The Korean threat

October 03, 2004

THE TICKING time bomb of North Korea - and the vexing problem of how to defuse it - was highlighted in the presidential debate, with President Bush and Sen. John Kerry offering disparate visions of what to do. It's about time for such very public discussion.

U.S. intelligence now says the North has as many as eight nuclear weapons. The exact number isn't known, but the threat is such that a recent mushroom cloud rising over a construction site in the North triggered fears of a nuclear test. A missile test by Pyongyang right before the U.S. presidential vote is even more likely, so much so that the United States has a destroyer parked in the Sea of Japan.

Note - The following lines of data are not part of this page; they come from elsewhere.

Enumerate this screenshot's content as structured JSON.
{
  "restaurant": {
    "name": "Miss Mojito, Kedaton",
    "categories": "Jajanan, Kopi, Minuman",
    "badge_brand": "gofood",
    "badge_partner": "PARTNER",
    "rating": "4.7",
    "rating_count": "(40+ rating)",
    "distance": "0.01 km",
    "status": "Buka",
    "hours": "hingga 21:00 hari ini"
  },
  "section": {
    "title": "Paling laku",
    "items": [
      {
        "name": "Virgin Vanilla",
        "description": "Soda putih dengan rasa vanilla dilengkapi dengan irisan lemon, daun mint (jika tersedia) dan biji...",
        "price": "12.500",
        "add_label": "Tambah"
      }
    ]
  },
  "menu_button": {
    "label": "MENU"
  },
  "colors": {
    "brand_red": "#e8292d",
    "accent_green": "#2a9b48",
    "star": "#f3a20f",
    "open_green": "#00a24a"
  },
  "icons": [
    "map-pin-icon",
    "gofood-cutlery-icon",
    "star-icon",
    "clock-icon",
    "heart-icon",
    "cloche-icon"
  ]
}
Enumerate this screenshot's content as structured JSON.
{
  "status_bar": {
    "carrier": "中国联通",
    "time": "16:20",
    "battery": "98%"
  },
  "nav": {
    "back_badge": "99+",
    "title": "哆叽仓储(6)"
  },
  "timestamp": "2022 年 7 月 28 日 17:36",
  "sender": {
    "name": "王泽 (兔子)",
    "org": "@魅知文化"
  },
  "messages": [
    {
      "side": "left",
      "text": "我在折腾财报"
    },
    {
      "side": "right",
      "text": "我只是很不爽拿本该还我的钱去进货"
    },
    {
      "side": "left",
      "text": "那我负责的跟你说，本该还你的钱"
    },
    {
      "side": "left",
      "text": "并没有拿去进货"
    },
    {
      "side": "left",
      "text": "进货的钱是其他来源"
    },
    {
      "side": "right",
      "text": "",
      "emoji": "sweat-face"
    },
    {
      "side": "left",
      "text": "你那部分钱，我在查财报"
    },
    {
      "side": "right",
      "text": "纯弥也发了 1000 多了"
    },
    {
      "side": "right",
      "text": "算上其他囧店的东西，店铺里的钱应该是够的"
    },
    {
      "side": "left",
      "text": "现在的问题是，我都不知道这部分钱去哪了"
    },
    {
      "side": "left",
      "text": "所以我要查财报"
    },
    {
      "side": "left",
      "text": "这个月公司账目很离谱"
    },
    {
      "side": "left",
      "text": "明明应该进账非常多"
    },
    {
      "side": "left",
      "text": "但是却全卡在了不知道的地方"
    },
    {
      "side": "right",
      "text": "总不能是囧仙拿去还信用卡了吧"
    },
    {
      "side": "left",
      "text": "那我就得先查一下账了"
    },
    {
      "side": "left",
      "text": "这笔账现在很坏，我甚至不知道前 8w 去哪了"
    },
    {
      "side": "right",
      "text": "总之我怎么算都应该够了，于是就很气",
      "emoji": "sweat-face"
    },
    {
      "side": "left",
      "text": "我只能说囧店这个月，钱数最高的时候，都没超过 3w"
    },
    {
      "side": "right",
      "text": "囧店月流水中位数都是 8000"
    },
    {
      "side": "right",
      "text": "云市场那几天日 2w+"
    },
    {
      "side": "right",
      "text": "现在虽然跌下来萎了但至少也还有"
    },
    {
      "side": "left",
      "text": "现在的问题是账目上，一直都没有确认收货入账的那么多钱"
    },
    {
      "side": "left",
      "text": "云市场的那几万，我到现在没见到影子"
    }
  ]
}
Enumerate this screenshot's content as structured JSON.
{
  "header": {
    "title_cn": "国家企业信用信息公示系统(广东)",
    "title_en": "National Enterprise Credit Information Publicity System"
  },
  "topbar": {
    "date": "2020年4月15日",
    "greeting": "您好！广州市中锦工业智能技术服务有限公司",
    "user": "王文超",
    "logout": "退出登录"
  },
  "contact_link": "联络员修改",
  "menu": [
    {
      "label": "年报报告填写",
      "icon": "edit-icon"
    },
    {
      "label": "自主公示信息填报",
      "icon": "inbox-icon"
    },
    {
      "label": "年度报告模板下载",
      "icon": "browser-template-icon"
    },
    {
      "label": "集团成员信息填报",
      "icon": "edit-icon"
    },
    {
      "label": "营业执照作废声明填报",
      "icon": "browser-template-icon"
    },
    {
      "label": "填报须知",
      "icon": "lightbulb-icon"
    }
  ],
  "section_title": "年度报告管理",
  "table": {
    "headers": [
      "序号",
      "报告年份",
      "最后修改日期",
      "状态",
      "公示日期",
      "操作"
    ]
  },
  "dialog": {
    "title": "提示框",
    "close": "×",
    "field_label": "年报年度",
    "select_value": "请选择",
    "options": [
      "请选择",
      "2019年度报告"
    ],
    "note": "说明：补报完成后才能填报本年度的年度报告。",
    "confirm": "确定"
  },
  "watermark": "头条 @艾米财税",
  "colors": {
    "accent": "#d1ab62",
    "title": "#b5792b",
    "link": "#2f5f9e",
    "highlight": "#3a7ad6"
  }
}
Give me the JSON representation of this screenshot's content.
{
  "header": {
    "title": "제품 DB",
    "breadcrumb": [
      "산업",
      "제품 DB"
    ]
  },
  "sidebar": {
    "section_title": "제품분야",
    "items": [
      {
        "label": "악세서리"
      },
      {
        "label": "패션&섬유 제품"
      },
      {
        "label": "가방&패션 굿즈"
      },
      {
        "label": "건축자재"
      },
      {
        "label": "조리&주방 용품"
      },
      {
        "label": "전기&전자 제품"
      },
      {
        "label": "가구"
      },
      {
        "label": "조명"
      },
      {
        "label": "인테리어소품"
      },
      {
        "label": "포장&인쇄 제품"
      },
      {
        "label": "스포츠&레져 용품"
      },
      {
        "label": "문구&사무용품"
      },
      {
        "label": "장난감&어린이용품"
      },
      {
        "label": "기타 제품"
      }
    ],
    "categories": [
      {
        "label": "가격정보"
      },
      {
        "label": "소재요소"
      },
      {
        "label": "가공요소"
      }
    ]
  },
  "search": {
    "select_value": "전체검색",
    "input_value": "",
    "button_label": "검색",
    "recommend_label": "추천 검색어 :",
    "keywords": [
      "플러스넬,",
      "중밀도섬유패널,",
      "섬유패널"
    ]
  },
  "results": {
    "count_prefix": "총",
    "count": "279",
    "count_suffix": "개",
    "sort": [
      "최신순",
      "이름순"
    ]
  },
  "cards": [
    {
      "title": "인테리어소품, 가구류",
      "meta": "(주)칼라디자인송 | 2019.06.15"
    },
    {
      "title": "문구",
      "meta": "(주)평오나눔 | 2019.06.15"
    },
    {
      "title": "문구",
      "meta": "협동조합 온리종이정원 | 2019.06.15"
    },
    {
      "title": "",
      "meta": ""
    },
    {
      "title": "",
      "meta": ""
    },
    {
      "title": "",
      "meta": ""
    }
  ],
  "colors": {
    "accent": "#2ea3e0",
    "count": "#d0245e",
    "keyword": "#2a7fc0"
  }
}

As to whom to blame for this terrible fix, there are plenty of targets: the Clinton administration, for cutting a toothless bilateral deal with the North 10 years ago that didn't prevent cheating on a supposed nuclear freeze; the Bush administration, for dithering too long before staging painfully slow multilateral talks with the North and its neighbors; and China, the nation with the most economic leverage with the North, for its too-gentle touch with Pyongyang.

Now comes Mr. Kerry arguing that the United States must go back to direct talks with the North - a tactic that Mr. Bush attacks as having already failed under President Bill Clinton, while insisting that any solution has to involve China and the North's other Asian neighbors.

There are a lot of blink-first diplomatic nuances behind these simple positions, and these nuances could turn out to be pivotal, but the overarching truth is they're both right: There likely can be no real solution without a U.S.-North Korean direct agreement, whether under the cover of multilateral talks or not. And no such agreement likely will be achievable or enforceable without the deep involvement of Beijing.

Both candidates were correct in sounding loud alarms on the clear and present dangers to America from nuclear proliferation, with North Korea as a prime concern. Whoever is elected, it's time for a new U.S. approach to making the Korean peninsula nuclear-free. And the urgency is such that the United States, contrary to Mr. Bush's approach, may have to take the first step, to gain the North's cooperation. But as the president believes, any American move will have a greater chance of success if taken in league with China, as well as Korea's other neighbors, Japan and Russia. Separately, both options have failed. Combined, they may not.